President Peña Nieto estimates that the cost of earthquake damage will exceed USD2 billion.
Juan Sanchez, 53, a parishioner and a church guard, poses for a portrait in front San Juan Bautista church after an earthquake in San Juan Pilcaya, at the epicentre zone, Mexico, September 28, 2017
Mexican President Enrique Peña Nieto announced last week that the country will need over USD2 billion to recover from the damage caused by two earthquakes in a two-week period.
The first quake took place in southern Chiapas on September 7, killing nearly 100 people on September 7, whereas the second devastated the city of Puebla and Mexico City on September 19.
In all, more than 400 people died and over 200,000 Mexicans have lost their homes. Key infrastructure was also severely damaged, and 100s of schools have collapsed.
Rebuilding the country in the wake of these two natural disasters will not be an easy task, and the Peña Nieto administration has said already that it will need the support of the private sector to start reconstruction.
In that regard, Mexican billionaires have responded to the call and have donated large sums of money. Carlos Slim, for instance, has said that will give 5 pesos for every 1 peso that people transfer to his foundation’s bank account to support relief efforts.
Chiapas and Oaxaca, the two most damaged after the September 7, are the two poorest states in Mexico, and as a result their buildings had weaker foundations those of other parts of the country.
Additionally, much of the devastation took place in remote locations and small villages scattered through that mountainous region, two factors that made aid distribution more difficult in the aftermath of the catastrophe.
The media has shown images of bridges completely tilted, cracked roads, and hundreds of people have lost their poorly built brick and concrete-made homes.
Thus, the Mexican government estimates that at least half of all the aid for relief support will have to be spent in Oaxaca and Chiapas.

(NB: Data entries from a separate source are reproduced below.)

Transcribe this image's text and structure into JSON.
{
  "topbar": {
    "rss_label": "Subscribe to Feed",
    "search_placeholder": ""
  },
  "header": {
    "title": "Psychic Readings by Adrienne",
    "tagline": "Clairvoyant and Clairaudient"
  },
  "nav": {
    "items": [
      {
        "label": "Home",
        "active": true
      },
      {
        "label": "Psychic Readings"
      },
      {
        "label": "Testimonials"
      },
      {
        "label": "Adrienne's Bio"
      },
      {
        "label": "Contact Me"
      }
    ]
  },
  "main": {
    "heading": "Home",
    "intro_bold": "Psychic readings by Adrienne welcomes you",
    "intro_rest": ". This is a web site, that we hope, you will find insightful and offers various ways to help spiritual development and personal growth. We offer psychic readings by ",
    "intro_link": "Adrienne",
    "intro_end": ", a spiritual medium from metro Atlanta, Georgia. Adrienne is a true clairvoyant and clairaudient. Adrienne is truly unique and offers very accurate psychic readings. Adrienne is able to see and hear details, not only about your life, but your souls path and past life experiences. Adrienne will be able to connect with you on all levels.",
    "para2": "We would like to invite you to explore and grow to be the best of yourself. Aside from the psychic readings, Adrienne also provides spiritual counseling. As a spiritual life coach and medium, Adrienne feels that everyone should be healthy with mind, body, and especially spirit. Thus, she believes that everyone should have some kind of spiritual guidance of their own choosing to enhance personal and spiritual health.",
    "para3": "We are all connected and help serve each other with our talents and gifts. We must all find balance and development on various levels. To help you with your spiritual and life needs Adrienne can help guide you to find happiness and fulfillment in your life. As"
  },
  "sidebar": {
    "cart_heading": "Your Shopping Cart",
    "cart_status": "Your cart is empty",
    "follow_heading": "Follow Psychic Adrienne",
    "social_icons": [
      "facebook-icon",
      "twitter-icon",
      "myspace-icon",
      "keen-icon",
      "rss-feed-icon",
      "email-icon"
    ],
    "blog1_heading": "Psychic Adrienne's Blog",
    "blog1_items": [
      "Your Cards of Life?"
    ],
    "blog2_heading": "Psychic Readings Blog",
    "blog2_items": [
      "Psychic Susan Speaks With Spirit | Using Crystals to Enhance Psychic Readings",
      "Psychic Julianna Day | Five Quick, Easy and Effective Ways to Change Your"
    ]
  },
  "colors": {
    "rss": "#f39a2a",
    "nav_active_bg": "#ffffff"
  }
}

To rebuild and repair houses in these two states alone, Mexico calculates that it will need to spend USD335 million, or 15% of the total estimated budget.
The allocation of these resources has already been sent to local governments to start immediately with these recovery operations, while a second will be sent in the coming weeks, according to the president.
Mexico will spend around USD600 million to reconstruct and refurbish homes in the remaining estates impacted by the September 19 earthquake. In Puebla, Morelos, and the capital, more than 40 buildings collapsed during the 1-minute long tremor.
Almost a third of this expected cost will need to be spent on schools.
Mexico will need about USD760 million to refurbish 12,931 schools that were not built according to protocol, and consequently were damaged by either earthquake.
Global attention during the September 19 quake was focused on the Enrique Rebsamen school in the south of Mexico City, where around 20 children and four adults died after the building collapsed.
Mexican media has exposed that the structure collapsed because of poor construction standards.
According to local reporters, the principal had constructed an apartment for herself and a jacuzzi on the top of the classrooms, which added significantly more weight to the ceiling.
The country will also have to invest USD437 million to repair around 1,500 buildings of cultural interest that were damaged and could collapse in the coming days.
In July next year, Mexicans will go to the polls to vote for their new president for the 2018-2024 period.
The disaster will have a considerable effect on the upcoming campaigns for candidates to become to next president of the Mexican Republic.
All the main candidates have redirected considerable financial resources for their campaigns and donated this money to relief efforts having come under intense pressure from civil society groups.
It will take months for Mexico to get back to normal following these two disasters.
Reconstruction is the country´s priority at the moment. However, earthquake protocols need to be reexamined and the authorities have to ensure that every building fully complies with the certification required. And that is the next key step if casualties are to be reduced in the next quake that will hit the country.